Des finances « laissées en bon état »

Homme fort de l’escouade économique du chef caquiste, Christian Dubé a de son côté assuré n’avoir eu aucun appel pour le moment. « Je vais rester très zen », a dit en souriant l’ex-vice-président de la Caisse de dépôt et placement du Québec.

L’ancien homme d’affaires, déjà élu en 2012 et 2014 avant de démissionner quatre mois après sa réélection, a souligné que les finances publiques ont été « laissées en bon état » par le Parti libéral du Québec (PLQ). « On peut toujours continuer de s’améliorer », a-t-il précisé.

Pressentie comme ministre de la Santé, la gestionnaire Danielle McCann « attend » elle aussi « des nouvelles » de François Legault. « J’aimerais jouer un rôle en santé. [Il] le sait », a-t-elle mentionné.

L'assermentation des 74 députés de la CAQ a eu lieu dans le Salon rouge de l'Assemblée nationale.L'assermentation des 74 députés de la CAQ a eu lieu dans le Salon rouge de l'Assemblée nationale.
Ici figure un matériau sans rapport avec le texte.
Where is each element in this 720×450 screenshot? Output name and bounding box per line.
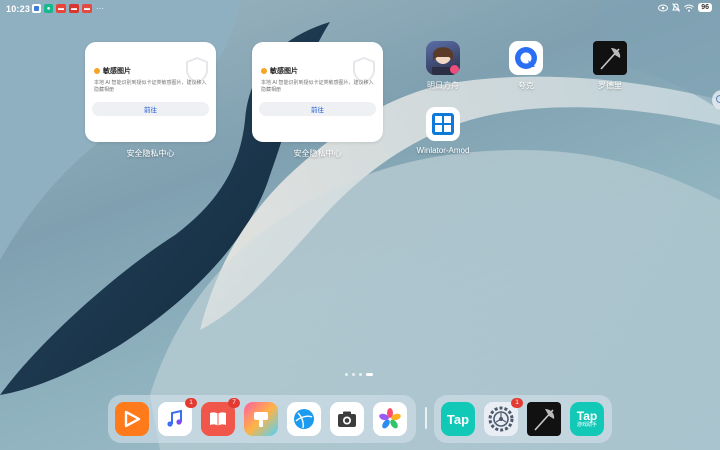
page-indicator bbox=[345, 373, 373, 376]
themes-app-icon[interactable] bbox=[244, 402, 278, 436]
taptap-logo-text: Tap bbox=[576, 408, 598, 423]
page-dot-active[interactable] bbox=[366, 373, 373, 376]
wifi-icon bbox=[684, 4, 695, 12]
arknights-game-icon bbox=[426, 41, 460, 75]
more-notifications-icon: ··· bbox=[96, 3, 104, 13]
page-dot[interactable] bbox=[359, 373, 362, 376]
settings-badge: 1 bbox=[511, 398, 523, 408]
system-indicators: 96 bbox=[658, 3, 712, 12]
camera-app-icon[interactable] bbox=[330, 402, 364, 436]
dock-main: 1 7 bbox=[108, 395, 416, 443]
warning-dot-icon bbox=[261, 68, 267, 74]
app-quark[interactable]: 夸克 bbox=[489, 41, 563, 91]
gallery-app-icon[interactable] bbox=[373, 402, 407, 436]
taptap-assistant-app-icon[interactable]: Tap 游戏助手 bbox=[570, 402, 604, 436]
widget-title: 敏感图片 bbox=[94, 66, 131, 76]
battery-indicator: 96 bbox=[698, 3, 712, 12]
axe-game-icon[interactable] bbox=[527, 402, 561, 436]
status-time: 10:23 bbox=[6, 4, 31, 14]
taptap-logo-text: Tap bbox=[446, 411, 470, 427]
page-dot[interactable] bbox=[345, 373, 348, 376]
app-label: 夸克 bbox=[518, 81, 534, 90]
shop-notification-icon: ▬ bbox=[69, 4, 79, 13]
app-winlator[interactable]: Winlator-Amod bbox=[406, 107, 480, 155]
widget-label-1: 安全隐私中心 bbox=[126, 149, 175, 158]
quark-browser-icon bbox=[509, 41, 543, 75]
notification-icons: ● ▬ ▬ ▬ ··· bbox=[32, 4, 104, 13]
app-label: Winlator-Amod bbox=[416, 146, 470, 155]
eye-comfort-icon bbox=[658, 4, 669, 11]
dock-recent: Tap 1 Tap 游戏助手 bbox=[434, 395, 612, 443]
warning-dot-icon bbox=[94, 68, 100, 74]
taptap-assistant-subtext: 游戏助手 bbox=[576, 421, 597, 428]
video-app-icon[interactable] bbox=[115, 402, 149, 436]
dock-divider bbox=[425, 407, 427, 429]
app-label: 罗德里 bbox=[598, 81, 622, 90]
news-notification-icon: ▬ bbox=[56, 4, 66, 13]
app-arknights[interactable]: 明日方舟 bbox=[406, 41, 480, 91]
go-button[interactable]: 前往 bbox=[259, 102, 376, 116]
home-screen: 10:23 ● ▬ ▬ ▬ ··· 96 敏感图片 本地 AI 智能识别到疑似卡… bbox=[0, 0, 720, 450]
windows-emulator-icon bbox=[426, 107, 460, 141]
widget-title-text: 敏感图片 bbox=[103, 68, 131, 75]
taptap-app-icon[interactable]: Tap bbox=[441, 402, 475, 436]
app-notification-icon bbox=[32, 4, 41, 13]
wechat-notification-icon: ● bbox=[44, 4, 53, 13]
circle-icon bbox=[716, 95, 720, 103]
app-label: 明日方舟 bbox=[427, 81, 459, 90]
mail-notification-icon: ▬ bbox=[82, 4, 92, 13]
widget-title: 敏感图片 bbox=[261, 66, 298, 76]
books-badge: 7 bbox=[228, 398, 240, 408]
mute-bell-icon bbox=[672, 3, 681, 12]
app-luodeli[interactable]: 罗德里 bbox=[573, 41, 647, 91]
widget-label-2: 安全隐私中心 bbox=[293, 149, 342, 158]
music-badge: 1 bbox=[185, 398, 197, 408]
widget-description: 本地 AI 智能识别到疑似卡证类敏感图片，建议移入隐藏相册 bbox=[261, 80, 374, 93]
widget-title-text: 敏感图片 bbox=[270, 68, 298, 75]
go-button[interactable]: 前往 bbox=[92, 102, 209, 116]
page-dot[interactable] bbox=[352, 373, 355, 376]
axe-app-icon bbox=[593, 41, 627, 75]
browser-app-icon[interactable] bbox=[287, 402, 321, 436]
status-bar: 10:23 ● ▬ ▬ ▬ ··· 96 bbox=[0, 0, 720, 18]
widget-description: 本地 AI 智能识别到疑似卡证类敏感图片，建议移入隐藏相册 bbox=[94, 80, 207, 93]
sensitive-photos-widget-1[interactable]: 敏感图片 本地 AI 智能识别到疑似卡证类敏感图片，建议移入隐藏相册 前往 bbox=[85, 42, 216, 142]
sensitive-photos-widget-2[interactable]: 敏感图片 本地 AI 智能识别到疑似卡证类敏感图片，建议移入隐藏相册 前往 bbox=[252, 42, 383, 142]
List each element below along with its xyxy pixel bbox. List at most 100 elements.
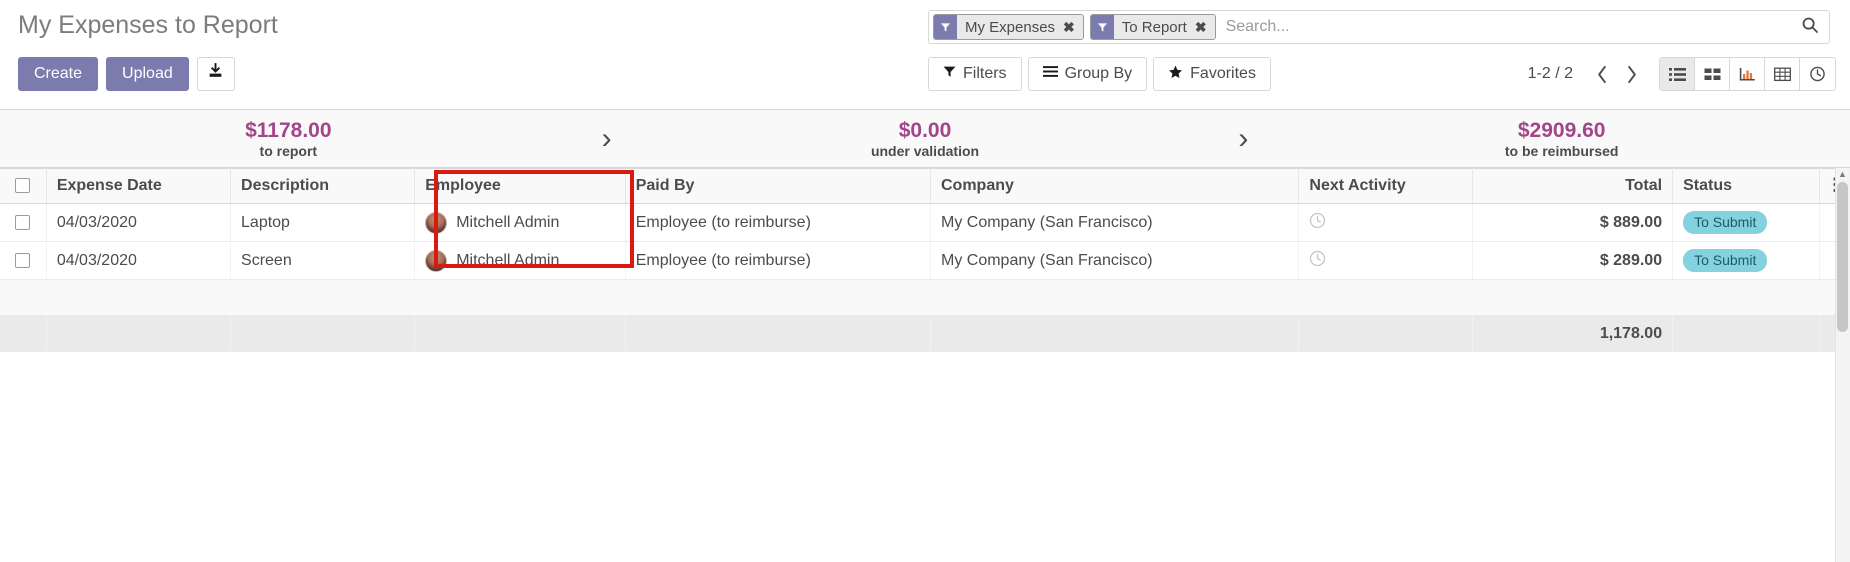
summary-amount: $2909.60 <box>1517 118 1606 142</box>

Photo : Radio-Canada

Une semaine d’assermentation

Le 1er octobre, la CAQ a réussi à faire élire 74 députés, dont 28 femmes, sur les 125 sièges du Parlement. Le parti formera le prochain gouvernement majoritaire du Québec.

Lundi, les 29 élus du PLQ ont prêté serment. L’événement a notamment été marqué par des positions contradictoires sur le port des signes religieux entre Alexandre Taillefer, ex-directeur de la campagne, Pierre Arcand, chef intérimaire, et la députée Marwah Rizqy.

Mercredi, ce sera au tour des 10 députés de Québec solidaire de prêter serment. Vendredi, les 10 élus du Parti québécois feront de même.